A ruling by a Russian court that threatened to halt oil exports along Kazakhstan’s most important pipeline has been overturned, temporarily easing fears about a further disruption to global oil supplies.
A court in Russia’s southern Krasnodar region on Monday overruled the district court that last week ordered the Caspian Pipeline Consortium, which transports oil from Kazakhstan via Russia to the Black Sea, to cease operations for 30 days because of concerns about oil spills.
Last week’s suspension order came as Russia faced accusations from EU officials of intentionally cutting other exports, specifically gas, to Europe.
It prompted Kassym-Jomart Tokayev, Kazakhstan’s president, to explore new routes for its oil and goods transit to bypass Russia, including via the Caspian Sea.
CPC, whose foreign shareholders include Shell, ExxonMobil and Chevron, carries up to 1.4mn barrels a day of oil, representing roughly two-thirds of Kazakhstan’s crude exports and more than 1 per cent of global supply. Any disruption would place further strain on a tight global oil market already facing the potential loss of up to 3mn b/d of Russian crude as further sanctions on Moscow come in to force.
The 1,511km pipeline, which is one of the longest in the world, has become a flashpoint for growing tensions between Kazakhstan and Russia since the Russian invasion of Ukraine in February. Though Tokayev has not publicly criticised his Russian counterpart Vladimir Putin’s decision to launch the invasion, his discontent with Moscow’s campaign has occasionally simmered to the surface.
During a panel discussion alongside Putin at Russia’s flagship economic conference in June, Tokayev said Kazakhstan would not recognise two Moscow-backed separatist “quasi-states” in eastern Ukraine.
He also pushed back against “absolutely incorrect statements about Kazakhstan” made by Russian pundits — some of whom have questioned Kazakhstan’s sovereignty and claim parts of its territory belong to Russia.
Since the war began, Russia has disrupted import-export routes for oil and other goods in a clear message to Kazakhstan. In March, it withheld train wagons with wheat and other food and non-food products from entering Kazakhstan, then claimed storm damage had prevented CPC from using oil-loading facilities at the route’s endpoint, the Black Sea port of Novorossiysk, interrupting flows through the pipeline.
Shortly after Tokayev’s comments alongside Putin in June, Russia halted supplies along the pipeline again — this time ostensibly after discovering unexploded second world war-era anti-ship mines.
Russia has denied using its control over the transit routes to pressure Kazakhstan. “This is hardly likely to be politically motivated,” Kremlin spokesman Dmitry Peskov said last week.

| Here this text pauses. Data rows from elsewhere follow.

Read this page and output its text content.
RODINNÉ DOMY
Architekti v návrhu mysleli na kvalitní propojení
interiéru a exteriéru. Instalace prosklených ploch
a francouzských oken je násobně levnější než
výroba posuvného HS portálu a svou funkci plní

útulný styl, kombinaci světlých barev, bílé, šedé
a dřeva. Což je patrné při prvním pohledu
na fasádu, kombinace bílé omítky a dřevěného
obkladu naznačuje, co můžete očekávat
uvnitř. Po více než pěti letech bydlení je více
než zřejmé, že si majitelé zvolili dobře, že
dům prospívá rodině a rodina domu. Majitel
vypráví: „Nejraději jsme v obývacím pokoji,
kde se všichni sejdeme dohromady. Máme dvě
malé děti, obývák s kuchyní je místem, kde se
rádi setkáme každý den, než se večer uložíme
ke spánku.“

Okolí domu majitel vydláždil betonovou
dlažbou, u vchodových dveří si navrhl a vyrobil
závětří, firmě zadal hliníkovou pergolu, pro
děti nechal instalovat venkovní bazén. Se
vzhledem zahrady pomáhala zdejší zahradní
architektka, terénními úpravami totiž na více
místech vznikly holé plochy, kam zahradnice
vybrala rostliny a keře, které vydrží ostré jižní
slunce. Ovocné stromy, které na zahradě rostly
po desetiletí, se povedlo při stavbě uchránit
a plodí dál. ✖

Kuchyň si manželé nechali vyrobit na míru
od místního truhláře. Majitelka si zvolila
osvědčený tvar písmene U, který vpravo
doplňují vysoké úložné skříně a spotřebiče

CPC told the Financial Times that it had appealed against the ruling on the grounds that a suspension risked leading to “irreversible” damage to the pipeline and the producing fields that depend on the export route. The Krasnodar court upheld the appeal and instead fined the consortium approximately $3,300.
Brent crude oil, the international benchmark, was down 1.3 per cent on Monday at $105.75 a barrel.